Tom Hermans Zpfd3zoboc0 Unsplash
Peanuts (photo: courtesy of Tom Hermans)

Feeding kids peanuts early in childhood can drastically reduce their risk of developing a peanut allergy, a new clinical trial reports. Peanuts are one of the nine major food allergens that cause the most serious allergic reactions. More than 6.1 million people in the United States have a peanut allergy. It’s the most common allergy among children. Approximately 200,000 people a year in the United States land in the emergency room due to a food allergy reaction, such as anaphylaxis.

 More than 40 per cent of children with food allergies have experienced a severe allergic reaction.

Children who are regularly fed peanut products from infancy to age five had a 71 per cent lower rate of peanut allergies by the time they reached their teen years, researchers reported 28 May in the New England Journal of Medicine. The study “should reinforce parents’ and caregivers’ confidence that feeding their young children peanut products beginning in infancy according to established guidelines can provide lasting protection from peanut allergy,” said Dr Jeane Marrazzo, Director of the National Institute of Allergy and Infectious Diseases (NIAID). “If widely implemented, this safe, simple strategy could prevent tens of thousands of cases of peanut allergy among the 3.6 million children born in the United States each year,” Marrazzo said in a NIAID news release.

For the study, researchers tracked more than 500 kids who had earlier participated in a clinical trial to test exposure to peanut as a means of warding off peanut allergy.
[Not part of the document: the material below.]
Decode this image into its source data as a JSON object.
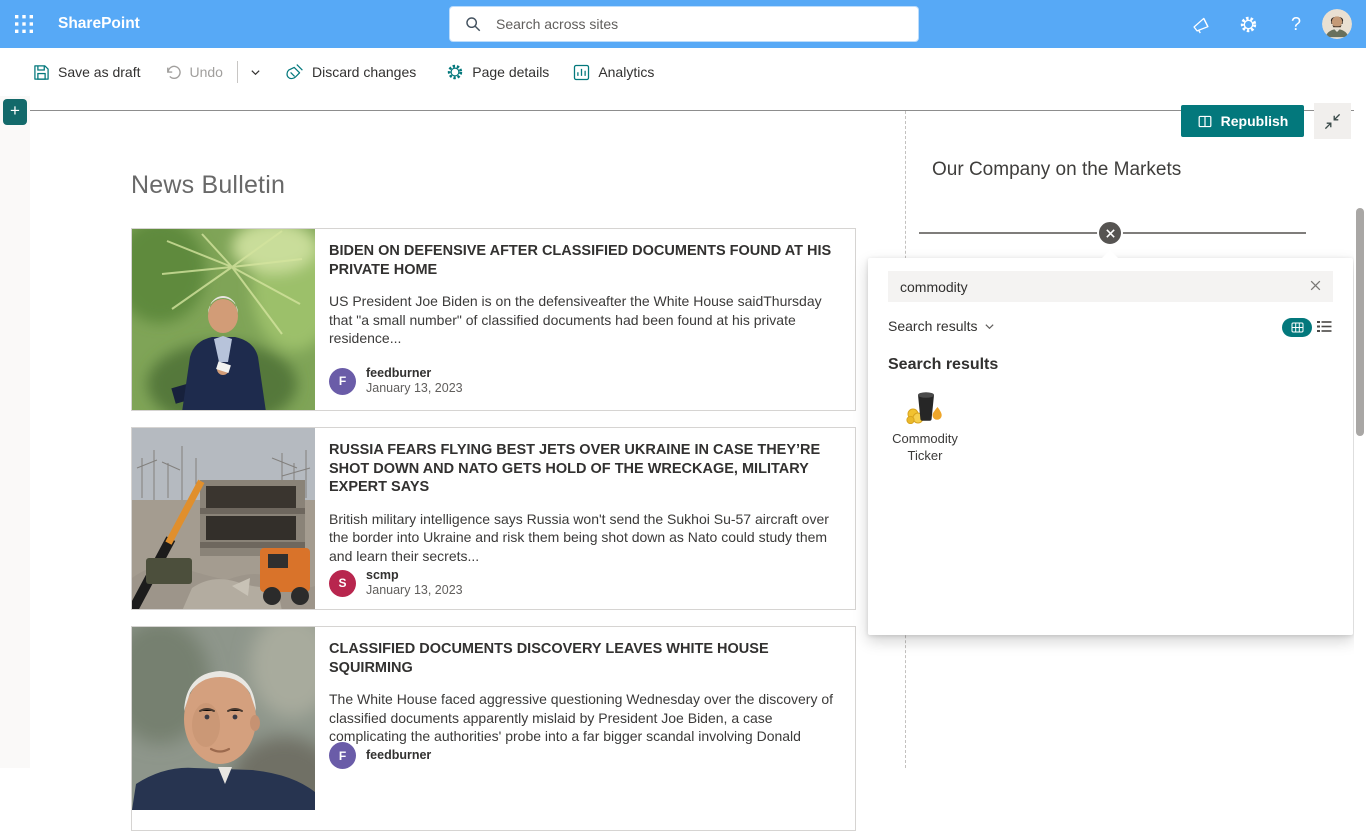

Half of the kids regularly consumed peanuts from infancy, while the other half avoided peanuts. Early introduction of peanut into their diets reduced kids’ risk of peanut allergy by 81 per cent at age five, researchers found.

This new study followed up on those findings by tracking the kids into adolescence, with an average age of 13.The researchers found that more than 15 per cent of kids who avoided peanuts in infancy now had a peanut allergy, compared to more than four per cent from the kids exposed to peanuts from an early age.

Researchers found that kids in the peanut exposure group did not always consistently eat peanuts, and even had some periods where they weren’t eating any peanut products. This shows that the protective effect of early peanut consumption holds up over time, without the need to reinforce it by continuing to eat peanuts consistently through childhood and adolescence, researchers said.